You expect something on G sub indexing. Then the other regulations will be helpful. But what that will mean is our capital it’s not like we’re going say, oh, let’s peel off all of our capital. We will then grow let that growth organic growth eat it up. But if you think about what we do today, we earn $1 we pay out about 30% round numbers in dividends and the rest goes to support the business growth or back to the shareholders that was $4,500,000,000 last quarter.

That paradigm will keep taking place, which over time may not take down the nominal amount of capital, but as we grow the earnings around it will help the ROTCE, because right now we’re sitting on a chunk of capital.

Betsy Graseck, Analyst, Morgan Stanley: Well, and significant excess.

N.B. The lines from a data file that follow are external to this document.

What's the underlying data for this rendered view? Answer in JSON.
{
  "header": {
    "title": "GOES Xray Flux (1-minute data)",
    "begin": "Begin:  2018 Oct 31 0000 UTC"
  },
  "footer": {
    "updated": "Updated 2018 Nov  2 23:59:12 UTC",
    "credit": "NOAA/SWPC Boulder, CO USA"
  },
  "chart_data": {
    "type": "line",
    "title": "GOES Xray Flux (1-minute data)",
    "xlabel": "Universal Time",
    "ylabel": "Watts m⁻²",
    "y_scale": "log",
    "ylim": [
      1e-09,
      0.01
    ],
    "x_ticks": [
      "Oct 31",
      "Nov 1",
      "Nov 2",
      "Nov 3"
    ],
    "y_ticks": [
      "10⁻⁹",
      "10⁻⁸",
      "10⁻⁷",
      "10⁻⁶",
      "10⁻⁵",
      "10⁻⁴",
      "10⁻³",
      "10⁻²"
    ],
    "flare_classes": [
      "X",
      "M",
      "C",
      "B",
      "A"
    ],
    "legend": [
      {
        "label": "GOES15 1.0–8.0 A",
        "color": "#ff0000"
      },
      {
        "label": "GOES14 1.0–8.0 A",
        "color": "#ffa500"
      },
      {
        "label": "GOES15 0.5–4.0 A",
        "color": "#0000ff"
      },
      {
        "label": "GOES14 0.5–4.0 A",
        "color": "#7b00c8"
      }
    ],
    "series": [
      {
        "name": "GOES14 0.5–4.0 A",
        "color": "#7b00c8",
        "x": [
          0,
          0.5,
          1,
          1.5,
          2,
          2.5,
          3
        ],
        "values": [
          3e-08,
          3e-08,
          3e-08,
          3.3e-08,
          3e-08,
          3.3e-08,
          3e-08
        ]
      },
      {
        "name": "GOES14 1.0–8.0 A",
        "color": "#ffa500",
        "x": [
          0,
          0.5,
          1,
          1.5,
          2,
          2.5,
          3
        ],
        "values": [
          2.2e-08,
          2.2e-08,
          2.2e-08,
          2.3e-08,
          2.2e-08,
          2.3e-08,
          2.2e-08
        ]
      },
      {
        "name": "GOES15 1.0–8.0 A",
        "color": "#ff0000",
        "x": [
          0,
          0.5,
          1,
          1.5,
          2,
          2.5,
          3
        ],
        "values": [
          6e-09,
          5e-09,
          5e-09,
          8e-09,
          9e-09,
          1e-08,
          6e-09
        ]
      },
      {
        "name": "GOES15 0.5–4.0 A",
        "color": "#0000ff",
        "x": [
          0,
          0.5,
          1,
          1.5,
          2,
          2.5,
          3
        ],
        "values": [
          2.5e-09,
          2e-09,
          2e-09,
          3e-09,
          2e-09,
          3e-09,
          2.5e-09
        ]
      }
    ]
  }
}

Brian Moynihan, Chairman, CEO, Bank of America: Yes, that’s a six excess. Right. The simple way that I try to explain it, which is if you had 10 factories to make sure it’s and I said you can only use six of them. That’s what all this adds up to be. And so we’re making as much return on tangible common equity as other institutions are or more than most.

And we’re only getting to operate with six factories because we have to have the other four ready in case. And you’re saying, is that the right balance? Originally, that was 7.2 percent. Now it’s 6.4 And you’re saying you’ve doubled the excess unutilized capital in this industry for what? And that’s what you’re trying to say then.

You’ve got to think about this because it has broader implications.

Betsy Graseck, Analyst, Morgan Stanley: And as a result as we get these clarity on where they’re going to go, how do you think about optimizing your capital structure? Like let’s say we get a rule in the next year or two Because

Brian Moynihan, Chairman, CEO, Bank of America: of the stability of the operations, the platform and the risk of running the credit book the right way blah, blah, blah, blah. I think we’re comfortable with the 50 basis point buffer whatever the then applicable requirement is. We used to say 100, I think we feel now that the insight we have and the stress test we do every quarter we can probably manage 50% better, especially if you keep the dividend at the 30% level. Because then it’s really we’re the only person during certain stresses in the pandemic that actually earned a dividend every quarter. And so that’s I think the only person not and I think so we built this on a theory that that’s what you want to be able to pull back if you had to let the capital not deteriorate by leaving on the balance sheet.

But by having that kind of flexibility and that kind of insight and working the hell on the risk side, 50 basis points looks right. So whatever the cap hopefully a smaller number it is today CCAR gets straightened out etcetera, but 50 basis points is what we think. So stay tuned. We’ll see how the CCAR comes out at the end of the month. We’ll see as these things fall in, but that’s where we try to run it.

And we’ve done a lot of analysis and a lot of looks to say that that volatility ought to be manageable.

Betsy Graseck, Analyst, Morgan Stanley: Excellent. Well, Brian, thank you so much for your thoughts and insights direction and leadership of Bank of America. Thank you so much for joining us this morning.